The battle over Florida’s 25 Electoral College votes in the 2000 Presidential election will certainly come to mind when any political analyst thinks of very close, very consequential American ballot disputes.
But as Edward Foley makes clear in Ballot Battles: The History of Disputed Elections in the United States (Oxford Press, 2016), a comprehensive and entertaining history of many such battles over more than two centuries, Florida was only the latest such example.
And in fact, there have been several such battles since the Supreme Court ruled in Bush v Gore in December 2000. These included the gubernatorial race in Washington State in 2004, and the Minnesota U.S. Senate race in 2008. The Minnesota dispute, which lasted well into 2009 before being settled, gave the Democrats the 60th seat in the U.S. Senate enabling the party to overcome a Republican filibuster and pass the Affordable Care Act (“ObamaCare”).
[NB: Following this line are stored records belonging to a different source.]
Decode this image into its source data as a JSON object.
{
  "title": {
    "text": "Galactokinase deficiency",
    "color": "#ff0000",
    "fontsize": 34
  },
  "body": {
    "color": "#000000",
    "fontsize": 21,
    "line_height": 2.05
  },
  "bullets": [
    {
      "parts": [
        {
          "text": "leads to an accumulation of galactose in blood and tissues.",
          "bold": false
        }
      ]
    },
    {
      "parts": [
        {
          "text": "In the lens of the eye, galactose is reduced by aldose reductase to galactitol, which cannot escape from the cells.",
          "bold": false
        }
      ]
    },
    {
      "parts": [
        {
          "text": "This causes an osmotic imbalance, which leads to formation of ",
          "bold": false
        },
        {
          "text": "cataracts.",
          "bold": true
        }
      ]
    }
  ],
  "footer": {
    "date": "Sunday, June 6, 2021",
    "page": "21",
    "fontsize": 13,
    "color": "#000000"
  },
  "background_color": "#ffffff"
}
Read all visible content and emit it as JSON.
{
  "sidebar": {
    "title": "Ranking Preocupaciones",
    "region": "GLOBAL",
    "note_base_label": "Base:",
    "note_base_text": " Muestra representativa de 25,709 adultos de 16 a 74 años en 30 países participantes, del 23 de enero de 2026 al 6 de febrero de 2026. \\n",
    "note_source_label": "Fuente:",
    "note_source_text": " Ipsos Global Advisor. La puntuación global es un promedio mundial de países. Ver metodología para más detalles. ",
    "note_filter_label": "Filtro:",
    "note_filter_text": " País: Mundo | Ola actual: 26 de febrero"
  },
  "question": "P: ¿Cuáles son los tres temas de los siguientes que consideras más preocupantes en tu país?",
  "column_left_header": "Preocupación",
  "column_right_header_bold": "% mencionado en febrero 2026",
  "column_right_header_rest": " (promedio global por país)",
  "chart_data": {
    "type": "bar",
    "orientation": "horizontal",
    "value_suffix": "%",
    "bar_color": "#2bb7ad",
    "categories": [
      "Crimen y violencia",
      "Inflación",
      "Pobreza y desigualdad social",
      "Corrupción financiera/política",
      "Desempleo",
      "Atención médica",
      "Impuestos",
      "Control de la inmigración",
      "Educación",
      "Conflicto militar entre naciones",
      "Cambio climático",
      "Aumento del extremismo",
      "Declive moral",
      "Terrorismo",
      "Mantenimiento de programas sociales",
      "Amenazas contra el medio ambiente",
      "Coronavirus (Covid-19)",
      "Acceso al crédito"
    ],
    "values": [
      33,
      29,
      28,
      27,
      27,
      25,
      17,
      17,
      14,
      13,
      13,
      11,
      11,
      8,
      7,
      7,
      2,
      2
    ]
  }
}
Foley argues, convincingly I think, that the Founding Fathers did not adequately consider the processes for settling ballot disputes, especially when partisans on the local or state level, could corrupt an honest vote count or even use force to pressure voters, and then submit the results they were seeking for certification on a state or Congressional level. Of course, at the time of the drafting of the Constitution, the plan was for U.S. senators to be elected by state legislatures, and U.S. presidents to be elected by electors chosen by these same state legislatures. The popular election of presidents did not begin for several decades with many states first adopting the practice in 1824, and the popular election of U.S. senators not until more than a century later when the 17th Amendment was passed. In any case, the direct election of senators and presidents did not bring with it much in the way of consistent or fair processes for determining the winners in ballot disputes.